Bob Dylan - 'Hard Rain' Compare this to the fuller Rolling Thunder Revue concert found on the Bootleg series Vol 5 ( Live 1975) and you get what I mean - the single version is raw power that gets dissipated over a double CD. The versions here are well chosen - there's a snarl, snap, crackle about 'Idiot Wind' that is largely kept in check on the studio version from 'Blood on the Tracks'. Each song has been deconstructed, rearranged and then punk'd up into a rolling thunder menace. This is the Dylan album I want! It sits alongside 'John Lennon/Plastic Ono Band', Neil Young's 'Tonight's the Night' in the honest emotion charts.

U2 - 'Under a Blood Red Sky'. Not perfect ('Party Girl' hasn't aged well as a song) but a great summary of their early power and passion. In many ways the time around 'War',their third album, is for me their best. I can remember buying and listening to that album on wet miserable days in New Plymouth in 1983/84. I'd started with the single 'Gloria' and a great video of the band playing on a barge on a canal by a housing estate. An amazing clip. The live album captures them at an early peak - lots of great blustery guitar from the Edge and Bono's vocals fit the music superbly.

The Rolling Stones - 'Get Yer Ya-Yas Out'. This is a great list isn't it?! My Stones collection isn't complete but this was one of the first things I bought to catch up when I was working at Marbecks (at that time the best damn record store in New Zealand). Roger Marbeck loved this album and we'd play it often on Friday nights to keep the energy levels high. When we made our crazy eclectic tapes Greg and I used the Jagger 'button...trousers' stuff and Keef's guitar intros a lot.
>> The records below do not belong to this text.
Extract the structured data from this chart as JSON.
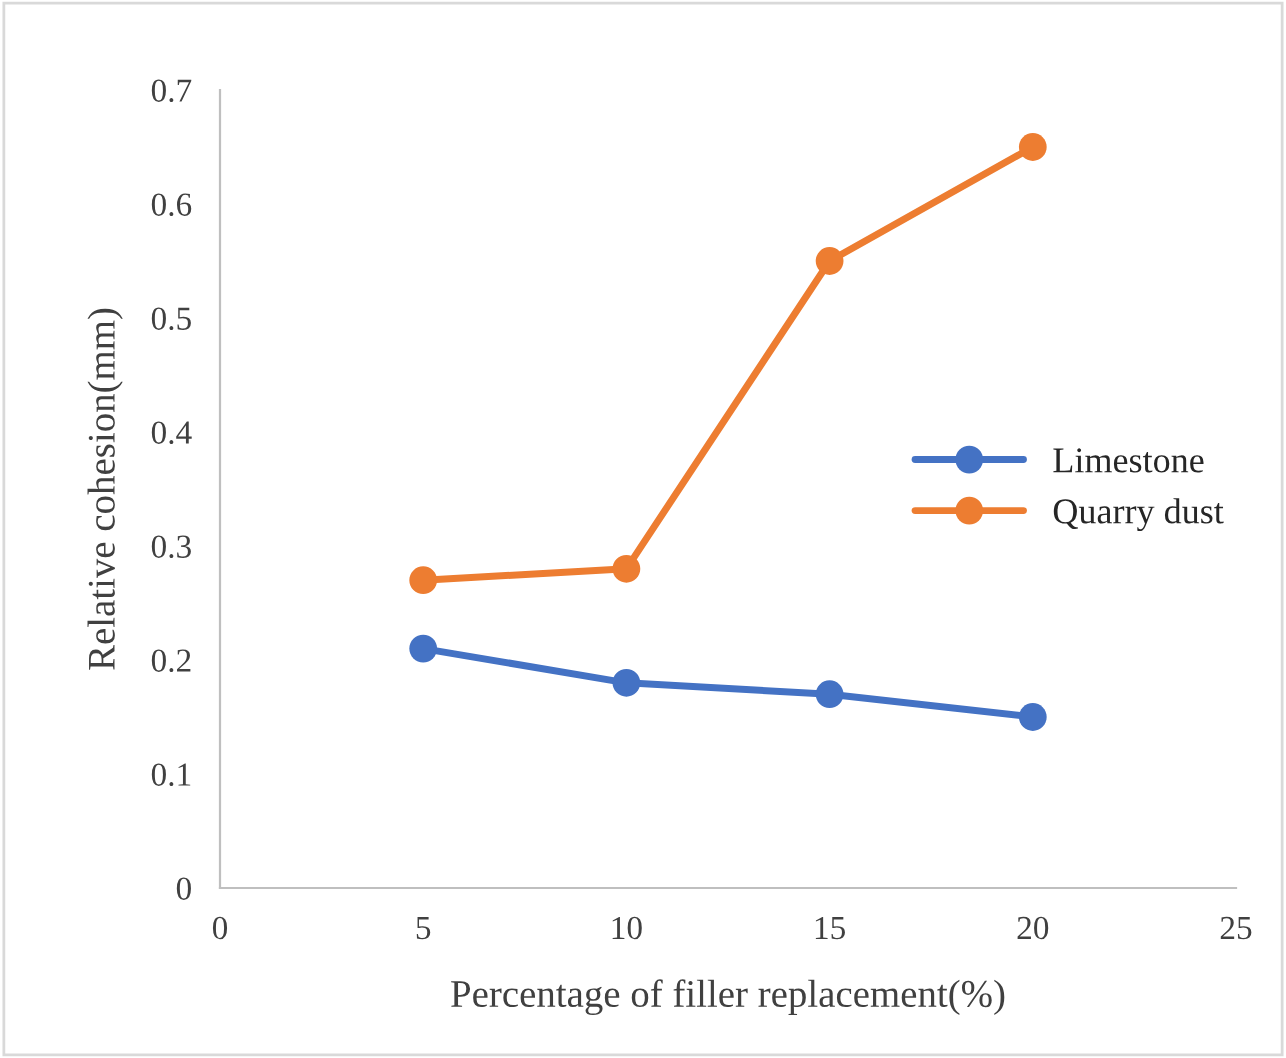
{
  "chart_data": {
    "type": "line",
    "xlabel": "Percentage of filler replacement(%)",
    "ylabel": "Relative cohesion(mm)",
    "x": [
      5,
      10,
      15,
      20
    ],
    "series": [
      {
        "name": "Limestone",
        "color": "#4472c4",
        "values": [
          0.21,
          0.18,
          0.17,
          0.15
        ]
      },
      {
        "name": "Quarry dust",
        "color": "#ed7d31",
        "values": [
          0.27,
          0.28,
          0.55,
          0.65
        ]
      }
    ],
    "xlim": [
      0,
      25
    ],
    "xticks": [
      0,
      5,
      10,
      15,
      20,
      25
    ],
    "ylim": [
      0,
      0.7
    ],
    "yticks": [
      0,
      0.1,
      0.2,
      0.3,
      0.4,
      0.5,
      0.6,
      0.7
    ],
    "grid": false,
    "legend": "right",
    "marker": "circle",
    "line_style": "solid"
  }
}
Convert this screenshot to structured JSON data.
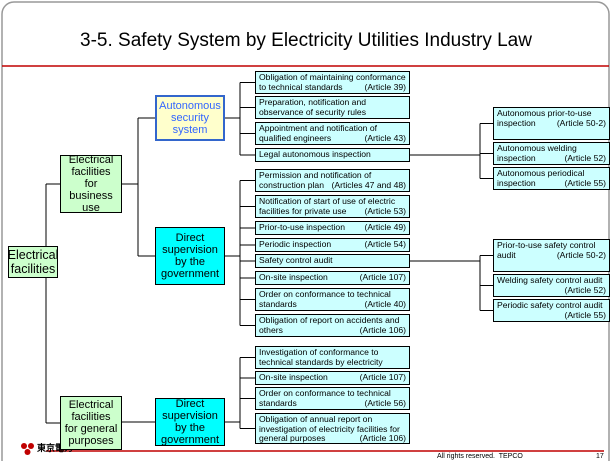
{
  "header": {
    "title": "3-5. Safety System by Electricity Utilities Industry Law"
  },
  "root": {
    "label": "Electrical facilities"
  },
  "groups": [
    {
      "label": "Electrical facilities for business use",
      "branches": [
        {
          "label": "Autonomous security system",
          "items": [
            {
              "text": "Obligation of maintaining conformance to technical standards",
              "article": "(Article 39)"
            },
            {
              "text": "Preparation, notification and observance of security rules",
              "article": "(Article 42)"
            },
            {
              "text": "Appointment and notification of qualified engineers",
              "article": "(Article 43)"
            },
            {
              "text": "Legal autonomous inspection",
              "sub": [
                {
                  "text": "Autonomous prior-to-use inspection",
                  "article": "(Article 50-2)"
                },
                {
                  "text": "Autonomous welding inspection",
                  "article": "(Article 52)"
                },
                {
                  "text": "Autonomous periodical inspection",
                  "article": "(Article 55)"
                }
              ]
            }
          ]
        },
        {
          "label": "Direct supervision by the government",
          "items": [
            {
              "text": "Permission and notification of construction plan",
              "article": "(Articles 47 and 48)"
            },
            {
              "text": "Notification of start of use of electric facilities for private use",
              "article": "(Article 53)"
            },
            {
              "text": "Prior-to-use inspection",
              "article": "(Article 49)"
            },
            {
              "text": "Periodic inspection",
              "article": "(Article 54)"
            },
            {
              "text": "Safety control audit",
              "sub": [
                {
                  "text": "Prior-to-use safety control audit",
                  "article": "(Article 50-2)"
                },
                {
                  "text": "Welding safety control audit",
                  "article": "(Article 52)"
                },
                {
                  "text": "Periodic safety control audit",
                  "article": "(Article 55)"
                }
              ]
            },
            {
              "text": "On-site inspection",
              "article": "(Article 107)"
            },
            {
              "text": "Order on conformance to technical standards",
              "article": "(Article 40)"
            },
            {
              "text": "Obligation of report on accidents and others",
              "article": "(Article 106)"
            }
          ]
        }
      ]
    },
    {
      "label": "Electrical facilities for general purposes",
      "branches": [
        {
          "label": "Direct supervision by the government",
          "items": [
            {
              "text": "Investigation of conformance to technical standards by electricity supplier",
              "article": "(Article 57)"
            },
            {
              "text": "On-site inspection",
              "article": "(Article 107)"
            },
            {
              "text": "Order on conformance to technical standards",
              "article": "(Article 56)"
            },
            {
              "text": "Obligation of annual report on investigation of electricity facilities for general purposes",
              "article": "(Article 106)"
            }
          ]
        }
      ]
    }
  ],
  "footer": {
    "logo": "東京電力",
    "copyright": "All rights reserved.  TEPCO",
    "page": "17"
  }
}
A single live album (their 1980's tour document 'Still Life' is also recommended) is perfect for the Stones.

Jimi Hendrix - 'Live at the Isle of Wight'. Again the single version is far superior to the expanded CD/DVD sets. Like the Dylan this is rough!! The microphone picks up all sorts of radio transmitted traffic, sounds fade in and out, feedback squalls, Jimi is dazed and confused!! But when I heard this in 1972 I was shaken and stirred, rocked and rolled into submission. The opening introductions - "bit more volume on his one Charlie - it's gonna need it" set the scene. And it doesn't matter that the songs are out of order and the editing between songs is terrible. Somehow the whole thing has it's own structure and it makes sense where the expanded version doesn't.

Single live albums - I love 'em (a few more notable ones - John Lennon's 'Live Peace in Toronto' - well side one anyway; Jefferson Airplane's 'Bless its pointed little head' and don't forget that live album by Ry!)